Recensione: Descent into Hell
A volte ci sono band che giungono all’agognato traguardo del primo full-length subito o quasi, appena formate, a volte ci sono altre realtà per le quali ciò rappresenta un sogno o, peggio ancora, una chimera.
Quest’ultimo è il caso dei cileni Death Yell che, dopo aver dato alle stampe un demo leggendario nel circuito underground, “Vengeance from Darkness” (1989), si sono persi nelle nebbie del tempo dal 1993 sino al 2013, data di di reunion dalla quale, dopo ancora quattro anni, ha visto finalmente la luce “Descent into Hell”, l’ambita Opera Prima.
I Death Yell macinano death metal, tuttavia spurio, della forma incrociata con il thrash e il black che, un nome su tutti, si era delineata con precisione alla fine degli anni ottanta: quella dei Morbid Angel. Il platter è una mostruosa macchina da guerra, fitta di song dal potenziale devastante, ove l’aggressività è spinta ai massimi livelli possibile. Grazie al ripetuto uso dei blast-beats, a delle linee vocali senza compromessi in ordine a pietà e misericordia ma, soprattutto, in virtù di un riffing incessante, totale, avvolgente. Pulga e Pollo formano una coppia affiatata e concreta, molto consistente nell’eseguire a puntino il proprio compito demolitore e trituratore.
‘Descent into Hell’, la title-track, tanto per citarne una, spacca letteralmente la scatola cranica con la forza di riff violentissimi, veloci, letali, resi possenti da una sezione ritmica che non perde una battuta, che non dà un attimo di tregua. Come insegna la loro storia, i Death Yell non sono dei novellini, e si sente: la tecnica è molto, molto buona, capace di consentire loro di spingersi oltre i limiti della follia senza mai perdere la via maestra, restituendo sempre e comunque un suono pieno, carnoso, poderoso, soprattutto chiaro e assai leggibile.
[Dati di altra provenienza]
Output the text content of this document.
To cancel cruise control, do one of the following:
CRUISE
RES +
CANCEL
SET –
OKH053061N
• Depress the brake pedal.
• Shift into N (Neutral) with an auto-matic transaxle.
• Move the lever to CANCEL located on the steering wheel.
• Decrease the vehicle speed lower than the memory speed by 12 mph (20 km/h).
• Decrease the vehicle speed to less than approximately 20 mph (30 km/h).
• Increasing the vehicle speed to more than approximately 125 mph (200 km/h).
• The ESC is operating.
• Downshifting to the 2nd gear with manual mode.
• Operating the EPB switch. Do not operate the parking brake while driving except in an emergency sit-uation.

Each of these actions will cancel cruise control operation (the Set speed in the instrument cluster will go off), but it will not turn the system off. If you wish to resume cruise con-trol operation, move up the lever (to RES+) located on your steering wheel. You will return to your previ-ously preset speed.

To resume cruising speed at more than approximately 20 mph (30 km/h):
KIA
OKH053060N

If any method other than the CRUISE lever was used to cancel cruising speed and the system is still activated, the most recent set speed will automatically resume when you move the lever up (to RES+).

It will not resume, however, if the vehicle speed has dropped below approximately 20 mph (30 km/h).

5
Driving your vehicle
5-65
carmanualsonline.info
Lo stile, però, è quello che è: gli anni passano e restare ancorati ai dettami in voga oltre venti anni fa non ha consentito alla band di sviluppare appieno il suo – probabilmente – ottimo livello artistico. Insomma, o questa o quella song hanno il sapore di già sentito anche se, giova ripeterlo, la determinazione ed energia messa in campo dai Nostri (‘Cries of the Nazarene’) è in assoluto di primo piano, anche e soprattutto a livello internazionale.
C’è anche qualche somiglianza di troppo con gli Slayer (‘Betryed Chastity’), a peggiorare un po’ il tutto, anche se i sudamericani sono troppo bravi per non oltrepassare con facilità la sufficienza generale. Pure le tematiche, forse ancora interessanti a cavallo dei due ultimi decenni del secolo scorso, hanno fatto ormai il loro tempo, appesantendo inutilmente l’intero lavoro con rimandi a cliché triti e ritriti.
Alla fine non rimane che constatare con dispiacere che i Death Yell avrebbero sicuramente fatto faville, all’epoca della loro nascita, se fossero stati forniti della chance di poter incidere uno studio-album. Così non è stato con il risultato che, oggi, il tutto appare datato e sorpassato. Tuttavia, “Descent into Hell” è un disco che possiede parecchi punti forti a prescindere da ogni altro discorso sui tempi che passano, per cui, obiettivamente, occorre riconoscere al combo di Santiago un talento forse in grado di farli evolvere in pochissimo tempo verso forme di death metal più moderne e attuali.
Bravi comunque e… si resta in attesa della prossima prova!